Dans son film Dark Shadows, Tim Burton fait appel à de vieux classiques tout en les revisitant. L’approche du cinéaste est très intéressante de ce fait. D’ailleurs, la touche de ce grand metteur en scène se ressent une fois de plus. L’univers quelque peu anormal et loufoque de Burton est présent.

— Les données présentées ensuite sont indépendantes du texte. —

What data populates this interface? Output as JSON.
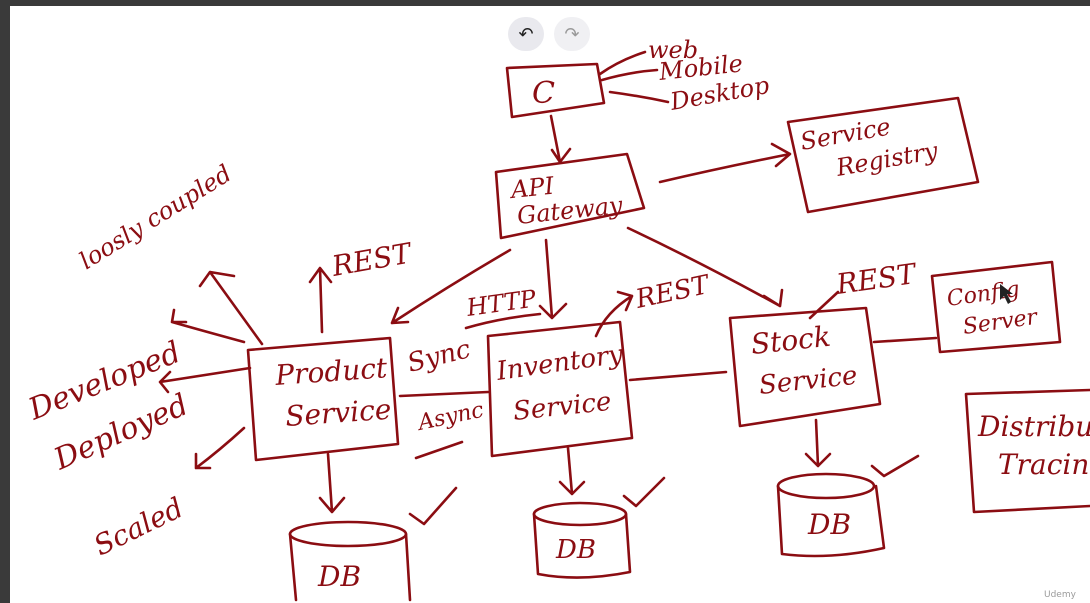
{
  "toolbar": {
    "undo_icon": "undo-icon",
    "redo_icon": "redo-icon",
    "undo_glyph": "↶",
    "redo_glyph": "↷"
  },
  "diagram": {
    "ink_color": "#8b0d12",
    "client": {
      "label": "C",
      "types": [
        "web",
        "Mobile",
        "Desktop"
      ]
    },
    "api_gateway": {
      "line1": "API",
      "line2": "Gateway"
    },
    "service_registry": {
      "line1": "Service",
      "line2": "Registry"
    },
    "loosely_coupled": "loosly coupled",
    "rest_left": "REST",
    "rest_mid": "REST",
    "rest_right": "REST",
    "qualities": [
      "Developed",
      "Deployed",
      "Scaled"
    ],
    "product_service": {
      "line1": "Product",
      "line2": "Service"
    },
    "inventory_service": {
      "line1": "Inventory",
      "line2": "Service"
    },
    "stock_service": {
      "line1": "Stock",
      "line2": "Service"
    },
    "config_server": {
      "line1": "Config",
      "line2": "Server"
    },
    "distributed_tracing": {
      "line1": "Distribu",
      "line2": "Tracin"
    },
    "http": "HTTP",
    "sync": "Sync",
    "async": "Async",
    "db_label": "DB"
  },
  "watermark": "Udemy"
}
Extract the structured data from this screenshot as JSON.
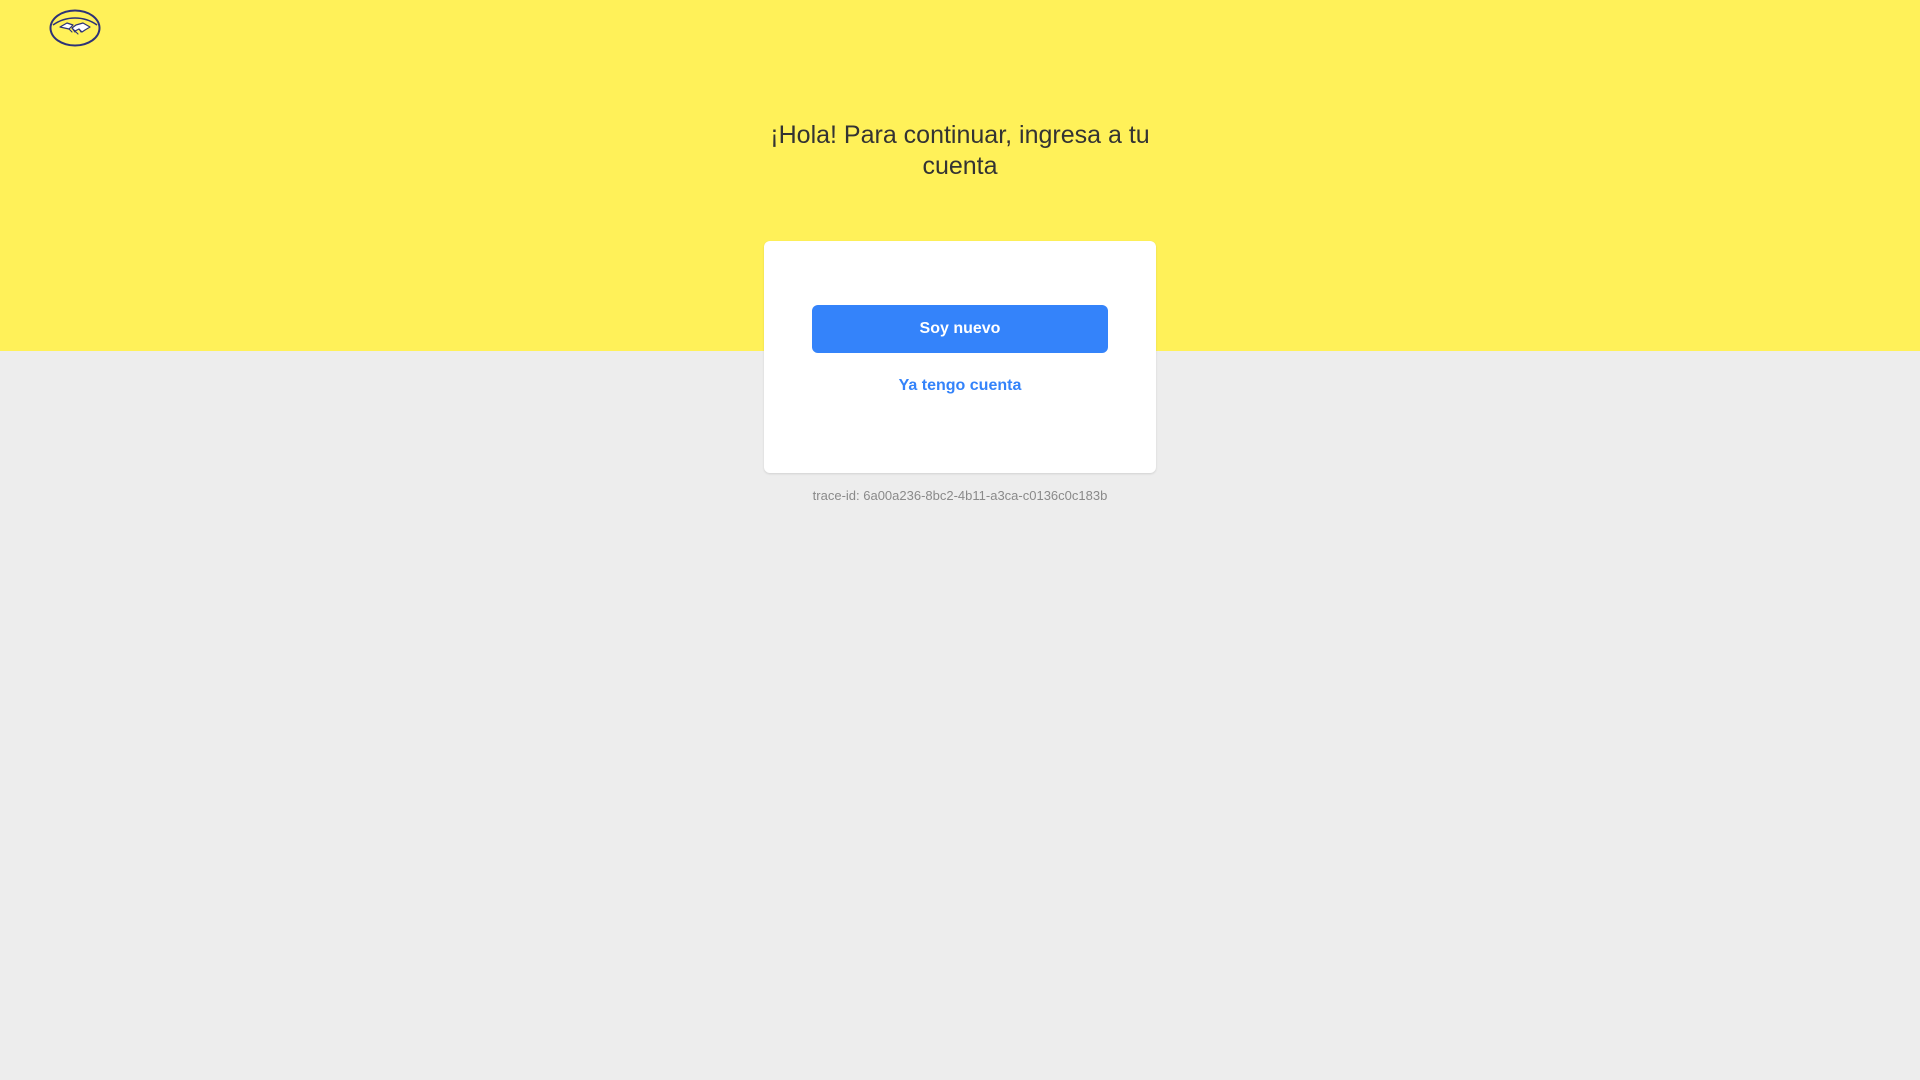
{
  "header": {
    "logo_icon": "handshake-logo-icon"
  },
  "main": {
    "headline": "¡Hola! Para continuar, ingresa a tu cuenta",
    "primary_button_label": "Soy nuevo",
    "secondary_link_label": "Ya tengo cuenta",
    "trace_id": "trace-id: 6a00a236-8bc2-4b11-a3ca-c0136c0c183b"
  },
  "colors": {
    "brand_yellow": "#fff159",
    "background_gray": "#ededed",
    "accent_blue": "#3483fa",
    "text_dark": "#333333",
    "text_muted": "#8a8a8a"
  }
}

Comme dit précédemment, ce film est un mélange de genres qui ont été maintes fois représentés au cinéma. Les films de vampires tels que Dracula, les histoires de sorcières ensorcelantes des contes, le mouvement hippie des sixties. Cette œuvre cinématographique en est riche. Néanmoins, Burton y ajoute toujours sa touche. Par exemple, la sorcière Angelique Bouchard, interprétée par Eva Green, est loin du cliché de la sorcière hideuse et vieille. Elle est au contraire très jeune et séduisante. La mise en scène ressemble à celle d’un film d’horreur aux lueurs d’un film comique. L’ambiance générale pourrait être celle d’un film d’horreur ou d’un film du moins fantastique, mais des touches d’humour sont insérées un peu partout dans la pénombre dans laquelle est plongée la famille Collins.

 

Ainsi, Barnabas Collins, protagoniste et vampire de notre histoire interprété par l’inégalable Johnny Depp, sortant enfin après 200 ans d’emprisonnement de son cercueil “blindé”, se trouve face à un panneau lumineux McDonald’s après avoir violemment tué les ouvriers qui l’ont sorti de sa prison. L’effet comique de cette situation est irrésistible. Tout comme dans cette scène, le film est truffé de petits “gags”, tous plus drôles les uns que les autres. Cependant, certains aspects peuvent sembler de trop. Le plus flagrant étant le loup-garou qui n’a pas réellement d’utilité.

Dark Shadows est un film très divertissant, mais n’est pas comparable à d’autres films réalisés par Tim Burton tels que Beetlejuice, Big Fish, Edward aux mains d’argent et j’en passe, qui resteront, de mon point de vue, des films époustouflants et d’un genre exceptionnel que seuls certains cinéastes notables comme Burton, Tarantino, Almodovar et d’autres, savent créer.